“Boats with love” should mean “boats with people who don’t know where to spend their money”.


“Boats with love” should mean “boats with people who don’t know where to spend their money”.

The humorist and chronicler Miguel Lambertini analyzes the reality show by SIC Caras.

The forrobodó is guaranteed.

Boats with Love, which airs on SIC Caras, is one of those reality shows that you can watch without feeling guilty. It’s rubbish television, but at the same time it’s not, since all the action takes place in a luxury boat where only a bottle of champagne costs more than all the furniture in Big Brothers house.

“Unter Deck” (below deck) is the original title, which does more justice to the purpose of the program: to follow the daily work of a crew on board a dream yacht. Usually, when you join a group of young adults in an enclosed space for a while, there are always some to get involved.
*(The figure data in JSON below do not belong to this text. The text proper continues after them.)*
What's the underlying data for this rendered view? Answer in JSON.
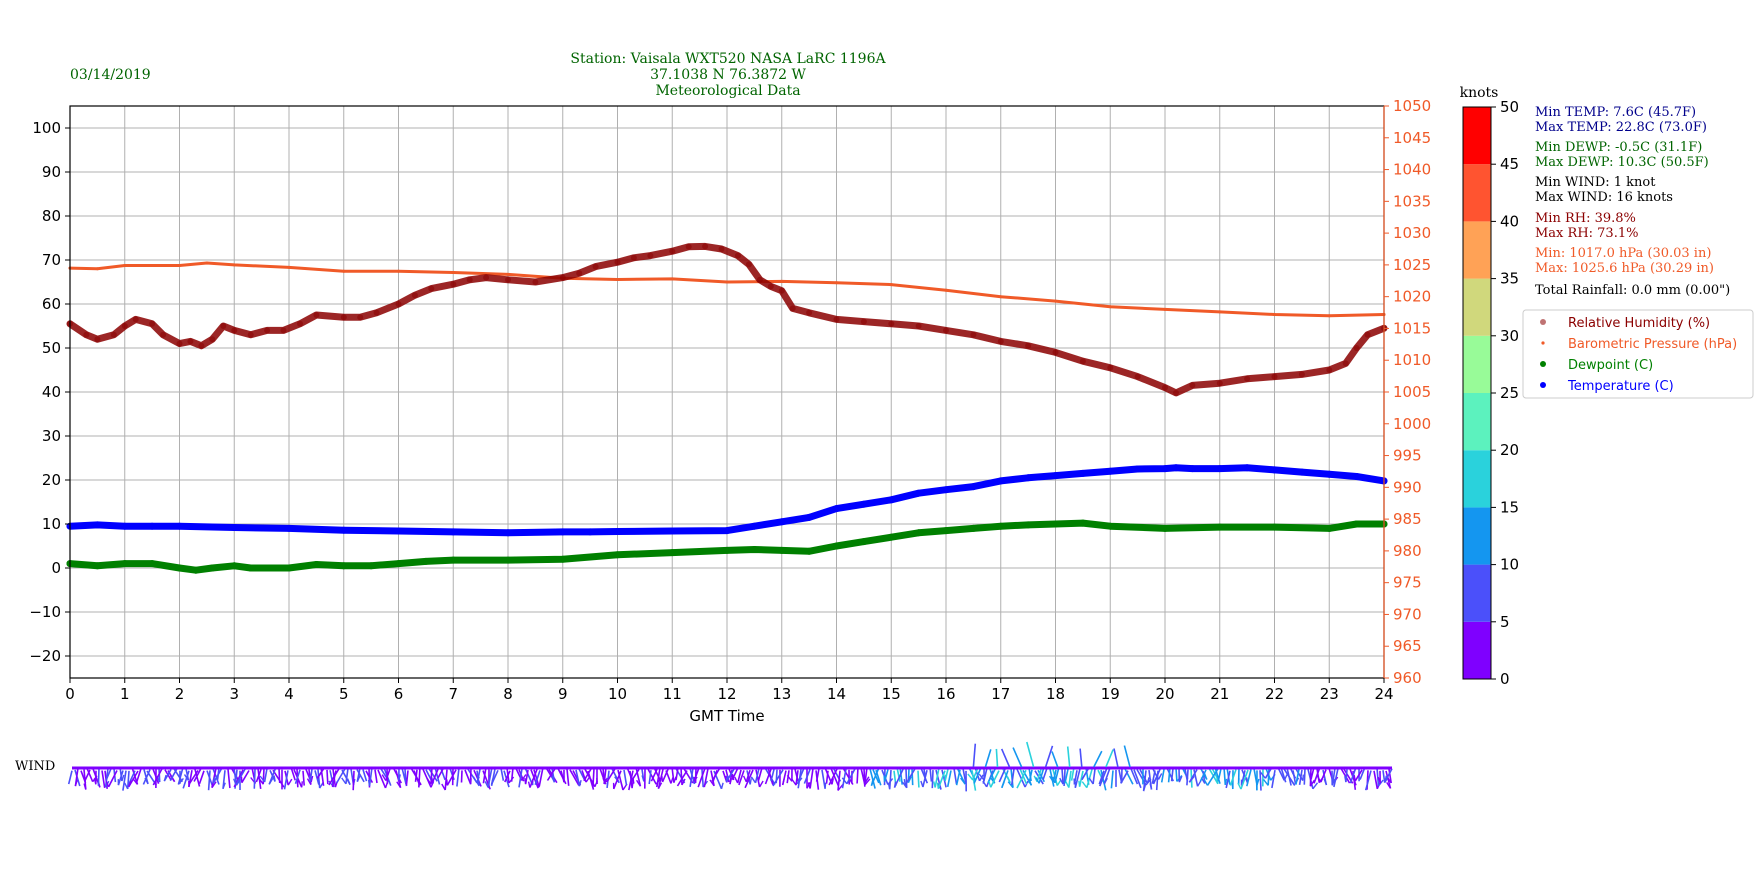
{
  "header": {
    "date": "03/14/2019",
    "station_line": "Station:  Vaisala WXT520  NASA LaRC 1196A",
    "coords_line": "37.1038 N 76.3872 W",
    "title_line": "Meteorological Data"
  },
  "colors": {
    "header": "#006400",
    "temperature": "#0000ff",
    "dewpoint": "#008000",
    "rh": "#8b0000",
    "pressure": "#f05a28",
    "axis": "#000000"
  },
  "stats": {
    "min_temp": "Min TEMP: 7.6C (45.7F)",
    "max_temp": "Max TEMP: 22.8C (73.0F)",
    "min_dewp": "Min DEWP: -0.5C (31.1F)",
    "max_dewp": "Max DEWP: 10.3C (50.5F)",
    "min_wind": "Min WIND: 1 knot",
    "max_wind": "Max WIND: 16 knots",
    "min_rh": "Min RH: 39.8%",
    "max_rh": "Max RH: 73.1%",
    "min_press": "Min: 1017.0 hPa (30.03 in)",
    "max_press": "Max: 1025.6 hPa (30.29 in)",
    "rainfall": "Total Rainfall: 0.0 mm (0.00\")"
  },
  "wind_label": "WIND",
  "colorbar": {
    "title": "knots",
    "ticks": [
      "0",
      "5",
      "10",
      "15",
      "20",
      "25",
      "30",
      "35",
      "40",
      "45",
      "50"
    ],
    "colors": [
      "#7f00ff",
      "#4b50fa",
      "#1496f0",
      "#2ad2dc",
      "#5cf2be",
      "#98fb98",
      "#d0d87c",
      "#ffa256",
      "#ff5430",
      "#ff0000"
    ]
  },
  "chart_data": {
    "type": "line",
    "xlabel": "GMT Time",
    "xlim": [
      0,
      24
    ],
    "x_ticks": [
      "0",
      "1",
      "2",
      "3",
      "4",
      "5",
      "6",
      "7",
      "8",
      "9",
      "10",
      "11",
      "12",
      "13",
      "14",
      "15",
      "16",
      "17",
      "18",
      "19",
      "20",
      "21",
      "22",
      "23",
      "24"
    ],
    "ylim_left": [
      -25,
      105
    ],
    "left_ticks": [
      "−20",
      "−10",
      "0",
      "10",
      "20",
      "30",
      "40",
      "50",
      "60",
      "70",
      "80",
      "90",
      "100"
    ],
    "ylim_right": [
      960,
      1050
    ],
    "right_ticks": [
      "960",
      "965",
      "970",
      "975",
      "980",
      "985",
      "990",
      "995",
      "1000",
      "1005",
      "1010",
      "1015",
      "1020",
      "1025",
      "1030",
      "1035",
      "1040",
      "1045",
      "1050"
    ],
    "grid": true,
    "legend_placement": "right",
    "series": [
      {
        "name": "Relative Humidity (%)",
        "axis": "left",
        "x": [
          0,
          0.3,
          0.5,
          0.8,
          1,
          1.2,
          1.5,
          1.7,
          2,
          2.2,
          2.4,
          2.6,
          2.8,
          3,
          3.3,
          3.6,
          3.9,
          4.2,
          4.5,
          5,
          5.3,
          5.6,
          6,
          6.3,
          6.6,
          7,
          7.3,
          7.6,
          8,
          8.5,
          9,
          9.3,
          9.6,
          10,
          10.3,
          10.6,
          11,
          11.3,
          11.6,
          11.9,
          12.2,
          12.4,
          12.6,
          12.8,
          13,
          13.2,
          13.5,
          14,
          14.5,
          15,
          15.5,
          16,
          16.5,
          17,
          17.5,
          18,
          18.5,
          19,
          19.5,
          20,
          20.2,
          20.5,
          21,
          21.5,
          22,
          22.5,
          23,
          23.3,
          23.5,
          23.7,
          24
        ],
        "values": [
          55.5,
          53,
          52,
          53,
          55,
          56.5,
          55.5,
          53,
          51,
          51.5,
          50.5,
          52,
          55,
          54,
          53,
          54,
          54,
          55.5,
          57.5,
          57,
          57,
          58,
          60,
          62,
          63.5,
          64.5,
          65.5,
          66,
          65.5,
          65,
          66,
          67,
          68.5,
          69.5,
          70.5,
          71,
          72,
          73,
          73.1,
          72.5,
          71,
          69,
          65.5,
          64,
          63,
          59,
          58,
          56.5,
          56,
          55.5,
          55,
          54,
          53,
          51.5,
          50.5,
          49,
          47,
          45.5,
          43.5,
          41,
          39.8,
          41.5,
          42,
          43,
          43.5,
          44,
          45,
          46.5,
          50,
          53,
          54.5
        ]
      },
      {
        "name": "Barometric Pressure (hPa)",
        "axis": "right",
        "x": [
          0,
          0.5,
          1,
          2,
          2.5,
          3,
          4,
          5,
          6,
          7,
          8,
          9,
          10,
          11,
          12,
          13,
          14,
          15,
          16,
          17,
          18,
          19,
          20,
          21,
          22,
          23,
          24
        ],
        "values": [
          1024.5,
          1024.4,
          1024.9,
          1024.9,
          1025.3,
          1025.0,
          1024.6,
          1024.0,
          1024.0,
          1023.8,
          1023.5,
          1022.9,
          1022.7,
          1022.8,
          1022.3,
          1022.4,
          1022.2,
          1021.9,
          1021.0,
          1020.0,
          1019.3,
          1018.4,
          1018.0,
          1017.6,
          1017.2,
          1017.0,
          1017.2
        ]
      },
      {
        "name": "Dewpoint (C)",
        "axis": "left",
        "x": [
          0,
          0.5,
          1,
          1.5,
          2,
          2.3,
          2.6,
          3,
          3.3,
          4,
          4.5,
          5,
          5.5,
          6,
          6.5,
          7,
          8,
          9,
          10,
          11,
          12,
          12.5,
          13,
          13.5,
          14,
          14.5,
          15,
          15.5,
          16,
          16.5,
          17,
          17.5,
          18,
          18.5,
          19,
          20,
          21,
          22,
          23,
          23.5,
          24
        ],
        "values": [
          1,
          0.5,
          1,
          1,
          0,
          -0.5,
          0,
          0.5,
          0,
          0,
          0.8,
          0.5,
          0.5,
          1,
          1.5,
          1.8,
          1.8,
          2,
          3,
          3.5,
          4,
          4.2,
          4,
          3.8,
          5,
          6,
          7,
          8,
          8.5,
          9,
          9.5,
          9.8,
          10,
          10.2,
          9.5,
          9,
          9.3,
          9.3,
          9,
          10,
          10
        ]
      },
      {
        "name": "Temperature (C)",
        "axis": "left",
        "x": [
          0,
          0.5,
          1,
          1.5,
          2,
          3,
          4,
          5,
          6,
          7,
          8,
          9,
          9.5,
          10,
          11,
          12,
          12.5,
          13,
          13.5,
          14,
          14.5,
          15,
          15.5,
          16,
          16.5,
          17,
          17.5,
          18,
          18.5,
          19,
          19.5,
          20,
          20.2,
          20.5,
          21,
          21.5,
          22,
          22.5,
          23,
          23.5,
          24
        ],
        "values": [
          9.5,
          9.8,
          9.5,
          9.5,
          9.5,
          9.2,
          9,
          8.6,
          8.4,
          8.2,
          8,
          8.2,
          8.2,
          8.3,
          8.4,
          8.5,
          9.5,
          10.5,
          11.5,
          13.5,
          14.5,
          15.5,
          17,
          17.8,
          18.5,
          19.8,
          20.5,
          21,
          21.5,
          22,
          22.5,
          22.6,
          22.8,
          22.6,
          22.6,
          22.8,
          22.3,
          21.8,
          21.3,
          20.8,
          19.8
        ]
      }
    ]
  }
}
If we lock them in cabins for two in the hold of a boat, it is guaranteed that Forrobodó exists. Boats with Love does not turn out to be a completely fancy name, although if it were I would have called the program “Boats with people who don’t know where to spend their money”, they rented a yacht to meet up with friends and Driving friends / or lovers of a paradise destination while they eat and drink like there is no tomorrow and still take the opportunity to launder some money. “

For those who, like me, were most likely to have been on a yacht to make the crossing on the ferry that connects Setúbal to Tróia, this program turns out to be like one of those BBC documentaries Wildlife because it lets us know like the lazy rich people live in their natural habitat. Before the start of the charter, the captain meets with the head chef and the head maid to introduce the next customers and their list of requirements, which can range from restrictions or meal preferences to animation topics on board. The seabed is the limit and usually the customers are very thorough so the service must be on a par with a five star floating hotel.
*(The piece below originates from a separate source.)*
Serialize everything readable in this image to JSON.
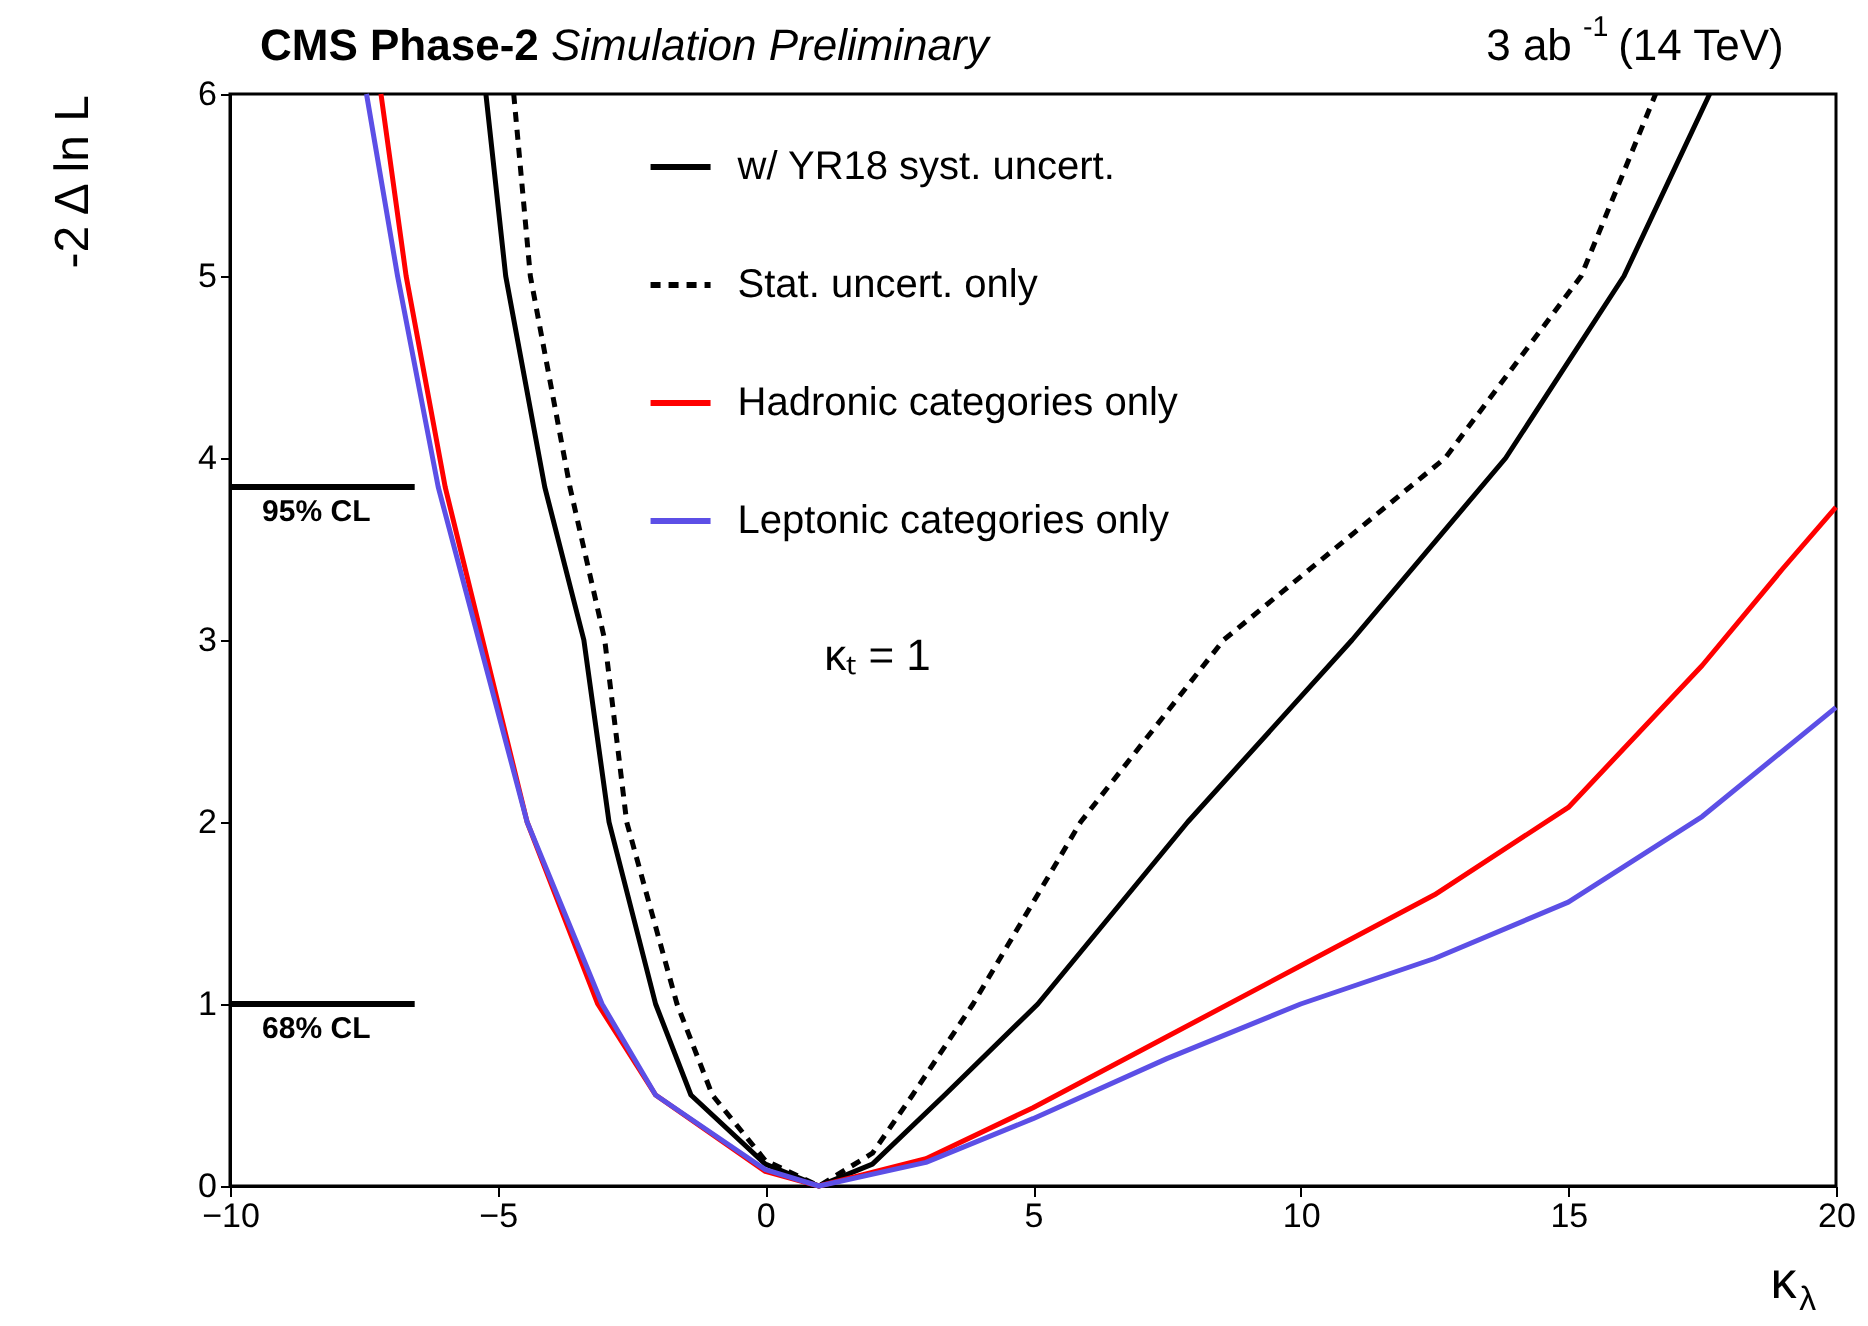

Maximum responsibility rests with the captain – or the captain in the Mediterranean version of the program – who commands his team with the elegance of Captain Iglo. In this case, the golden fish is replaced with vodka cocktails and scallops in a bed of truffle puree. Customers, on the other hand, have exactly the same excited attitude as the kids in Iglo ads, especially those who don’t pay and are there for their rich friend. It is they who say the phrase “oh my god” every time a dish arrives at the dinner table – even if it’s a bowl of fruit – and who believe that they can convince one of the crew members to join them in the Hot tub to go. Yes, because there’s nothing quite like a crisp swimwear with so much hair on your chest that it looks like he’s gone to the sweater hot tub.

If it is certain that no participation between crew members and customers is possible, this does not apply to colleagues among each other. And here Boats with Love is a reality show, just like the others. There’s romance, drama, jealousy, gossip, and some aft docking. Basically all the ingredients that we are used to and that make these formats a success for the global audience. In almost every season of the year, the chef engages with the maid, who in turn is hated by one of the maids, who in turn likes one of the seafarers who, in turn, was busy with the maid in a previous season.

When the charter is over, the entire crew wears their gala uniform and forms at the exit to say goodbye to the customers. At that moment the captain receives an envelope with banknotes from the main customer. This is the tip for the services provided, which is usually around $ 11,000 but has already hit $ 30,000 in one episode. $ 30,000 tip! Thirty thousand. I was once forced by my wife to tip 10 euros in a restaurant and I squirmed for the next four hours. Being poor sucks.

It must be great to be able to leave a tip like this to buy an Audi A3, and there are still a few changes to make to make the ferry crossing to Tróia. There’s no hot tub, of course, but I don’t look good in my swimming trunks either.